Yazılı Fetva

Cemaatler Arasındaki Tartışmalar

4931
19.10.2012

Selamünaleyküm hocam. Sizlere bir sorum olacak. Ben Hollanda'da yaşıyorum. Burada her kesimden insan var tasavvuf ehli olsun, selefiler olsun, mezhepçiler olsun. Bu kısımlar hepsi birbiriyle çarpışıyor. En büyük çatışmada selefi ve tasavvuf ehli arasındadır. Selefiler bütün gelmiş geçmiş tasavvuf ehlinin yani İmam Rabbani olsun, Cüneyd Bağdadi, Osman Gazi gibiler in bozuk itikatta olduklarını diyorlar. İmam Rabbaninin mektubatında mesela Allah'ı kadının vücudunda gördüğüne dair söylediği deniliyor, bu konuda İmam Rabbaniye karşı tutumumuz ne olmalı? Tasavvuf ehline tutumumuz ne olmalı? Açıklık getirirseniz sevinirim. Allah razı olsun.

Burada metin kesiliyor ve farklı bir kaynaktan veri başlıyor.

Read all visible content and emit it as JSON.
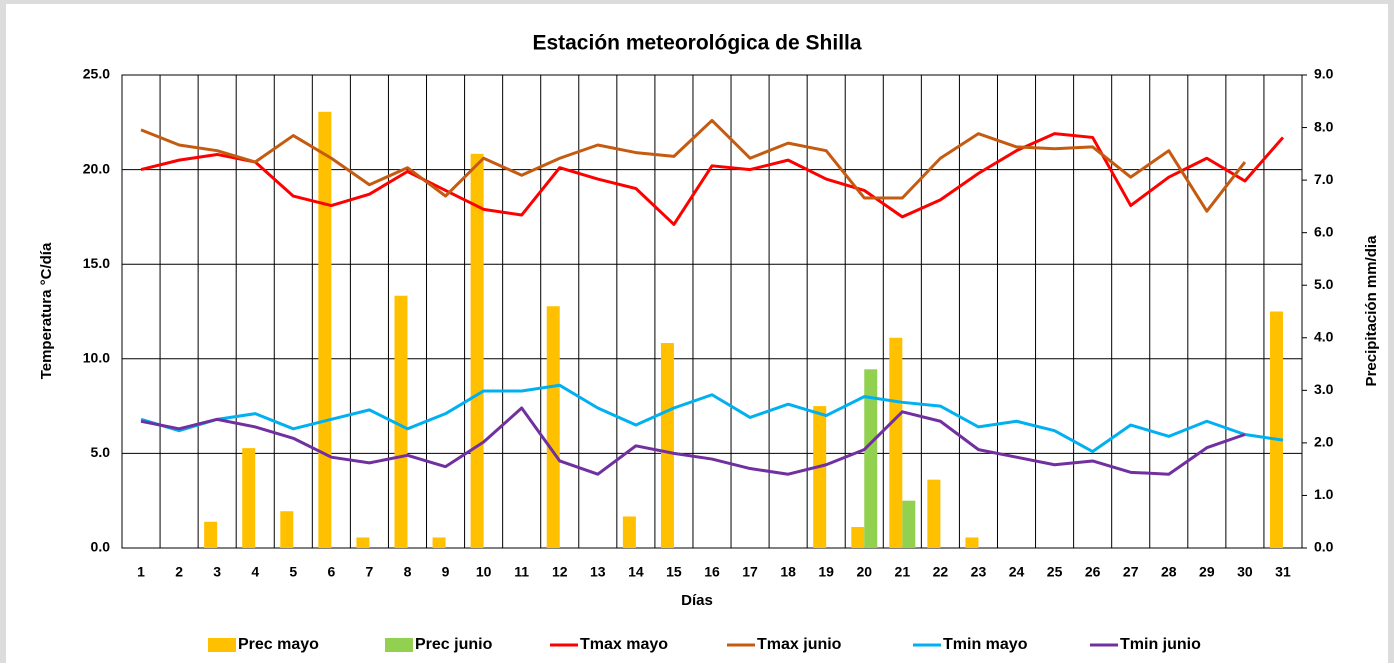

Selamünaleyküm. Biz, Allah'a ve Peygamber'ine iman ediyoruz. İman etmek demek, kayıtsız ve şartsız teslim olmak, her emredileni kabul etmek demektir. Allah'tan ve Peygamber aleyhisselamdan ne gelirse ona hiç itiraz etmeden teslim olmak demektir. Bu, imanımızın özüdür. Böyle inanıyor, böyle ölmek istiyoruz. Bu imanı ölçümüzün ötesinde, ümmetimizin büyükleri ile bağımız ve ilişkimiz sevgi ve takdir üzerine kuruludur. Alimlerimizi şeyhlerimizi, bizim önderlerimizi sever sayarız. Peşlerinden gider, izlerini sürmeye çalışırız. Onların dile düşmesine izin vermez, ulu orta irdelenmelerine razı olmayız. Adı ve kimliği ne olursa olsun, bu ümmetin büyüklerine karşı tavrımız budur. Ancak, hiçbir âlim veya şeyhi ya da bir önderi Peygamber aleyhisselam gibi masum görmeyiz. Görülmesini kabul etmeyiz. Onları put durumuna getirmeyiz. Hatalı olabileceklerini kabul eder, hatalarından ötürü de onlara düşmanlık etmeyiz. Ne körü körüne izlerini sürer ne de hatadan ötürü siler atarız. Onlar da bizim gibi insan oldukları için belli bir seviyede görür, ileri geri irdeletmeyiz. Bu iki ölçümüzün ele alınması durumunda, ulema ve meşayıh arasında horoz dövüşü gibi bir dövüşün mümin açısından hiçbir yararı olmadığı görülecektir. Ne şu âlim ne de bu âlim, kavga nedenimiz olamaz. Herkes iyi bildiği, güzel anladığı âlim veya şeyhin peşinden gider ama diğerlerini irdelemez. Biz, kendi güzelimizi korur kollar, başkalarınınkinin güzelliği veya çirkinliği ile uğraşmayız. Buna vaktimiz olmamalıdır. Bu da bir imtihandır elbette. Ümmetimizin bunca sıkıntısı arasında bir de geçmiş büyüklerini kurcalamanın ne yararı olacaktır? Vakit ve enerji israfından başka bir sonucu olmayan bu tutumu kabul etmeyiz. Sabırlı olup, böyle düşük tartışmalara katılmamalıyız. Nefeslerimizin bile hesabını vereceğimiz bir diyara doğru gidiyoruz. Çok dikkat edelim.